En son okuduğum Leyla Erbil kitabını Melek (Ulagay) hediye etmişti: Üç Başlı Ejderha...
En son Leyla Erbil kitaplarını İlhan (Tokmakçı) için almış, Muş E Tipi Cezaevi’ne yollamıştım; ama eline ulaşmamıştı; ben onun yüreğinin izini sürerken o çoktan başka bir şehre sürgün edilmişti...
Büşra (Ersanlı) cezaevindeyken İlhan’ın ona yazdığı ilk mektubu, Hasan Cemal o zaman Milliyet’teki köşesinde yayımlamıştı: “Umut meleklerini kimse yutamaz!”
Oysa, umut melekleri ortalıkta görünmüyordu. İnsan kurdunun ağzını bağlayacak duayı bilmiyorduk. O içeride, ben dışarıda huzur ve güven içinde yatıp uyuyamıyorduk... Mektubunu okuduğumda, sarsılmıştım...
Dün gece evdeki Leyla Erbil kitaplarımı topladım, masama yığdım... Masamda, evde yapılma bir kalp şarabı; masamda eriyen bir mum yalnızlığı...
Leyla Erbil gitti… İlhan sürgünde… Kitaplarımız kayıp…
Ama yine de sözcükler kaybolmuyor...
Birileri bir yerlerde onlara dokunuyor, biliyorum… Yazdıklarımız, bir yerlerde birilerine dokunuyor, biliyorum…
Dün gece İlhan’ın, Büşra’ya yazdığı mektuplardan birini tekrar okudum...

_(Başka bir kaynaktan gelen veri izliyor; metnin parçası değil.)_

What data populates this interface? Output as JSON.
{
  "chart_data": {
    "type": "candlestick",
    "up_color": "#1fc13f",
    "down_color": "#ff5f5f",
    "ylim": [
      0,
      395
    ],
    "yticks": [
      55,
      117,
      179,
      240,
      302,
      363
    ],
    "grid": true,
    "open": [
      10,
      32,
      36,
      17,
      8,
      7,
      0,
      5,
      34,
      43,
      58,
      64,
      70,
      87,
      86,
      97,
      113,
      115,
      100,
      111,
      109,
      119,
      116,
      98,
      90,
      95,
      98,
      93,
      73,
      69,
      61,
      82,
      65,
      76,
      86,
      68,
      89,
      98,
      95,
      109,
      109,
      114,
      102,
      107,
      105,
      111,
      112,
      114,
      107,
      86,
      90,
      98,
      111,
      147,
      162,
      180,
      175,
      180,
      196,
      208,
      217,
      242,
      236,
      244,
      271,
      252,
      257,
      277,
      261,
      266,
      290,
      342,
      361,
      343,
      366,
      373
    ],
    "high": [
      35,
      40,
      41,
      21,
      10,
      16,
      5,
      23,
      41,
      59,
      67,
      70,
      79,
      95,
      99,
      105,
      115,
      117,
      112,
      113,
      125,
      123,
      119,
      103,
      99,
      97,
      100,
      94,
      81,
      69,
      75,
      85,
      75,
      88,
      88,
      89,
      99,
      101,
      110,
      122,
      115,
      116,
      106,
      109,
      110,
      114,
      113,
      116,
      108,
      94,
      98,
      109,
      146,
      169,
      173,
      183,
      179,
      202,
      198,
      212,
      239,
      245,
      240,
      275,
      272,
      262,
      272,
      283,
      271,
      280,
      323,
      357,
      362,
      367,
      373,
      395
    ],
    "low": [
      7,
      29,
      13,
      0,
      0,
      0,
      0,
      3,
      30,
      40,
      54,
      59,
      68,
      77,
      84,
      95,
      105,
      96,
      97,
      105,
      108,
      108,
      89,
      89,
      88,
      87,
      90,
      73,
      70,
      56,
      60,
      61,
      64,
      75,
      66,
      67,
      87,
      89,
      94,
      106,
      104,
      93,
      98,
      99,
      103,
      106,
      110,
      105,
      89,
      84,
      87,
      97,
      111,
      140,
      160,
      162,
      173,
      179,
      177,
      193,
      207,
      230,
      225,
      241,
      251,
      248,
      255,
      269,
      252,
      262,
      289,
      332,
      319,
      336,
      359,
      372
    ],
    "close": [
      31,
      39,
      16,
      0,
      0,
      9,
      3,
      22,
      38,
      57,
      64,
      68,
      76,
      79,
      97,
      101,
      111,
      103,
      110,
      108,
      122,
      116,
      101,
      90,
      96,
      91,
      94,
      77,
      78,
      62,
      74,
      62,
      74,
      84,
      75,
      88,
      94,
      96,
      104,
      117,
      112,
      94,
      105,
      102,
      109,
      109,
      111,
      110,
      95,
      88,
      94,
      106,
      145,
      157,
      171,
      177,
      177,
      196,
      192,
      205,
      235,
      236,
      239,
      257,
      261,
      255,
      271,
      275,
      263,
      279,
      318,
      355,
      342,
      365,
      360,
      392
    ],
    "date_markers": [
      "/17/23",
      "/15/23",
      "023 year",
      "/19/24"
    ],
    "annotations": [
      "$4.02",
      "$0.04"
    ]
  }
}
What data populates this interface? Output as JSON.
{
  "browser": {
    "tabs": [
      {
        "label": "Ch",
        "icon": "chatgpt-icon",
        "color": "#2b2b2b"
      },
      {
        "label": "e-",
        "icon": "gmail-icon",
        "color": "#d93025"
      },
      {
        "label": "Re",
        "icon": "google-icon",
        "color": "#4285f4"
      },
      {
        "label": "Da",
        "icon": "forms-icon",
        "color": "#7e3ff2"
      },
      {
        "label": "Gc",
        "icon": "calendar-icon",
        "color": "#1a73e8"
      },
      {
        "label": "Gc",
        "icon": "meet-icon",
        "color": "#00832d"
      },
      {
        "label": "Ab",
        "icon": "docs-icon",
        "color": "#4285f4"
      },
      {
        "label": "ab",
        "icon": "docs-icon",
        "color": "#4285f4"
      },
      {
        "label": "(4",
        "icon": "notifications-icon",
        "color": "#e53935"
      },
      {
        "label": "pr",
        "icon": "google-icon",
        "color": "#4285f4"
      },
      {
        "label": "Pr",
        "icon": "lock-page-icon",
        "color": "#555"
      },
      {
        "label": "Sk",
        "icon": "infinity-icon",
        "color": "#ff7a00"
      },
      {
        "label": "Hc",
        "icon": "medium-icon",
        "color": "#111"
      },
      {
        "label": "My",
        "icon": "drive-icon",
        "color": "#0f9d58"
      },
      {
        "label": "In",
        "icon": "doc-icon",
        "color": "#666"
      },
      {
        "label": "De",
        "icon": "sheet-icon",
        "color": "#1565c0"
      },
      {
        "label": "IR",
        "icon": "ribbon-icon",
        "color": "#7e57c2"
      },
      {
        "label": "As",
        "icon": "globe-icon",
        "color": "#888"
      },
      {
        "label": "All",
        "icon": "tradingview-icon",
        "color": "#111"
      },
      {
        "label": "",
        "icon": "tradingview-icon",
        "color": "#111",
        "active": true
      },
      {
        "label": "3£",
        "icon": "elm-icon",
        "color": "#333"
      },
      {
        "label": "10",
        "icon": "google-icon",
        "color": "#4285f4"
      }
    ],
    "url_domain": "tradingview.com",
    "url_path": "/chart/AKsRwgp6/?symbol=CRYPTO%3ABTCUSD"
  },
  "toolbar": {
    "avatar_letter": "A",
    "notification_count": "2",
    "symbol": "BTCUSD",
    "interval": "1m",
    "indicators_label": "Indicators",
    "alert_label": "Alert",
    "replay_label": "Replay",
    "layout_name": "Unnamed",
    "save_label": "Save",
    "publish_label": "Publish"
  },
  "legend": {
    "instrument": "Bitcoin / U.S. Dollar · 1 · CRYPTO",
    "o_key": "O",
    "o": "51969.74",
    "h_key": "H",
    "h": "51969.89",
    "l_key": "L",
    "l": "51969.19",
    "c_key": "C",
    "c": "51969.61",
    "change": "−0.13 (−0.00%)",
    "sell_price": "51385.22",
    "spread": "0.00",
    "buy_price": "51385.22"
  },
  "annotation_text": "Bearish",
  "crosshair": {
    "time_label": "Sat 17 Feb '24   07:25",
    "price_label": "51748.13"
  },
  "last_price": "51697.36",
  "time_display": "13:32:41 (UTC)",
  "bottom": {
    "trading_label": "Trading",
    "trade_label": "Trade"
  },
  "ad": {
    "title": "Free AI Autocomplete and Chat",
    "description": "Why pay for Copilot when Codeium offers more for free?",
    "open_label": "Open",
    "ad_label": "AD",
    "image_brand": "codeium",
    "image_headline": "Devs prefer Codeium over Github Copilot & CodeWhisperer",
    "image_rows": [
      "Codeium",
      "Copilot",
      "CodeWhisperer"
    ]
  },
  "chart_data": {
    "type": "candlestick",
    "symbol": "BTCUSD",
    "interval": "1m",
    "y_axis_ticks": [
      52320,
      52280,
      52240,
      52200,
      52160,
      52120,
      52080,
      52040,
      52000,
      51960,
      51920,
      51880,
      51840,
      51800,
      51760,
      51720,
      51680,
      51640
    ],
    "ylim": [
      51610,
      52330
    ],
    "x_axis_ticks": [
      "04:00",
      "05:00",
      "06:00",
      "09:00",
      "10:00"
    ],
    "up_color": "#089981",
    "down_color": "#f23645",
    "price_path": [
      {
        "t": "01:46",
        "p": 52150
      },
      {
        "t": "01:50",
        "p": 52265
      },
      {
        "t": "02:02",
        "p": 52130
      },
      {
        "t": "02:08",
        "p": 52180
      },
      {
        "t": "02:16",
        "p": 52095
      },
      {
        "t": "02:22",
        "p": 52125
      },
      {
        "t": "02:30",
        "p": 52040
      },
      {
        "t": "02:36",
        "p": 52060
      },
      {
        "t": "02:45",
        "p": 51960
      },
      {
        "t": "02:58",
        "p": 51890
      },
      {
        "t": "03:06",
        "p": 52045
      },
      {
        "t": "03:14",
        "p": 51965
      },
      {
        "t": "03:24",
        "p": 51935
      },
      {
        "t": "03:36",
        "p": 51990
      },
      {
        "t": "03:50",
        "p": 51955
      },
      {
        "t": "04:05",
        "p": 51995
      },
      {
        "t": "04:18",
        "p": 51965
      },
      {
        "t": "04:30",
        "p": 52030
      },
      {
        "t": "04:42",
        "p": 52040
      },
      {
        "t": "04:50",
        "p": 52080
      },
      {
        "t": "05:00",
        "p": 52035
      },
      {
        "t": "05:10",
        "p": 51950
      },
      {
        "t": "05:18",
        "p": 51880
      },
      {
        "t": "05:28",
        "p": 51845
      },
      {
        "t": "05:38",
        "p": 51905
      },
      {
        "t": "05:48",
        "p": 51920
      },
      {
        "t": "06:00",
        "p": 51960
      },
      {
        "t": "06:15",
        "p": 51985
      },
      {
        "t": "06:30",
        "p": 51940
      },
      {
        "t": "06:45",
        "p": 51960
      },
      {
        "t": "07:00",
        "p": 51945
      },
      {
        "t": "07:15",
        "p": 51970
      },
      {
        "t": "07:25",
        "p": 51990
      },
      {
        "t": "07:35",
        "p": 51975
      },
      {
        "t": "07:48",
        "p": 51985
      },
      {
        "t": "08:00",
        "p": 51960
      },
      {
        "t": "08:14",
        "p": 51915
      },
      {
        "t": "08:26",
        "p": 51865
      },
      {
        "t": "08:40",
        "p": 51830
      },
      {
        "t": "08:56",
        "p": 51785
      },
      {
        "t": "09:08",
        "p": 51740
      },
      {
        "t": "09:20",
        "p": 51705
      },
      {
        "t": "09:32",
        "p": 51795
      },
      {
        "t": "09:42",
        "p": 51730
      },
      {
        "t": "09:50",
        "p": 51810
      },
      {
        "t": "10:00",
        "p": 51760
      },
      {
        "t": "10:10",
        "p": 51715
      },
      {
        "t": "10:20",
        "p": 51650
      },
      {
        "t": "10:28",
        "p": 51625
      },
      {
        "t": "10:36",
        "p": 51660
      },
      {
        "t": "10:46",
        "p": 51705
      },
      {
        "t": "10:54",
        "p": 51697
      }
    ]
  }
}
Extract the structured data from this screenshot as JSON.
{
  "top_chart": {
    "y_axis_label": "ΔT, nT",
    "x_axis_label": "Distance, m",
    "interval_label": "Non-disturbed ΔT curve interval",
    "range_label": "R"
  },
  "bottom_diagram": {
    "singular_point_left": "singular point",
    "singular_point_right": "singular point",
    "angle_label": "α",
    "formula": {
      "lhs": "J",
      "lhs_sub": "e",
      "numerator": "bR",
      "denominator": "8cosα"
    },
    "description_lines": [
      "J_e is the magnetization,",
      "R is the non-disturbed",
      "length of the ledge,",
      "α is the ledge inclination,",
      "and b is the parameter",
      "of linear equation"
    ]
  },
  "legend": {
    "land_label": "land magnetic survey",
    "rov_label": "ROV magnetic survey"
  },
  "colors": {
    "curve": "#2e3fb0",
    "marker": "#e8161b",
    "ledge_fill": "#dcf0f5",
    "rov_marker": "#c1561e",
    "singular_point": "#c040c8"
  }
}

Yazının gücü; karanlıklarda büyüleyici bir ışık; karanlıklarda sarsıcı bir tanıklık. Her seferinde nefesimi tutarak peşinden gittiğim, kopkoyu karanlıklarda yakıcı bir iz:
“Medeniyet sofrasında bulunmamış doğallığımın cesaretiyle daldım içeri. Cesaretimin kabalığımdan değil, o hesapsız cömertliğinizden geldiğini bilmenizi isterim. Ne yapayım Mamoste, bir tedbir de almamıştınız. Beni hoşgörün…
Yozgatlı, cömertlikte eşsiz olsa da tedbirsiz değildir. Tepeden tırnağa silahlanmıştır. Anayasasıyla, önyargısıyla ve atasözüyle, Kürt’e karşı! Kırılmaz bir önyargı ile der ki Yozgatlı: ‘Kürt’ten olursa evliya, alma avluya,” şükürler olsun ki bu zırhı aşındırdığım da çok oldu. Birçok avlunun eşiğini aştığım gibi dostça paylaşılan sofralarında da bulundum. Gerçi aramızda hep bir ama vardı.
‘Sen çok iyisin, bir de Kürt olmasaydın...’
‘Bakın bu çekik gözlü Kürde değil, daha çok bizim Kafkas soydaşlarımıza benziyor...’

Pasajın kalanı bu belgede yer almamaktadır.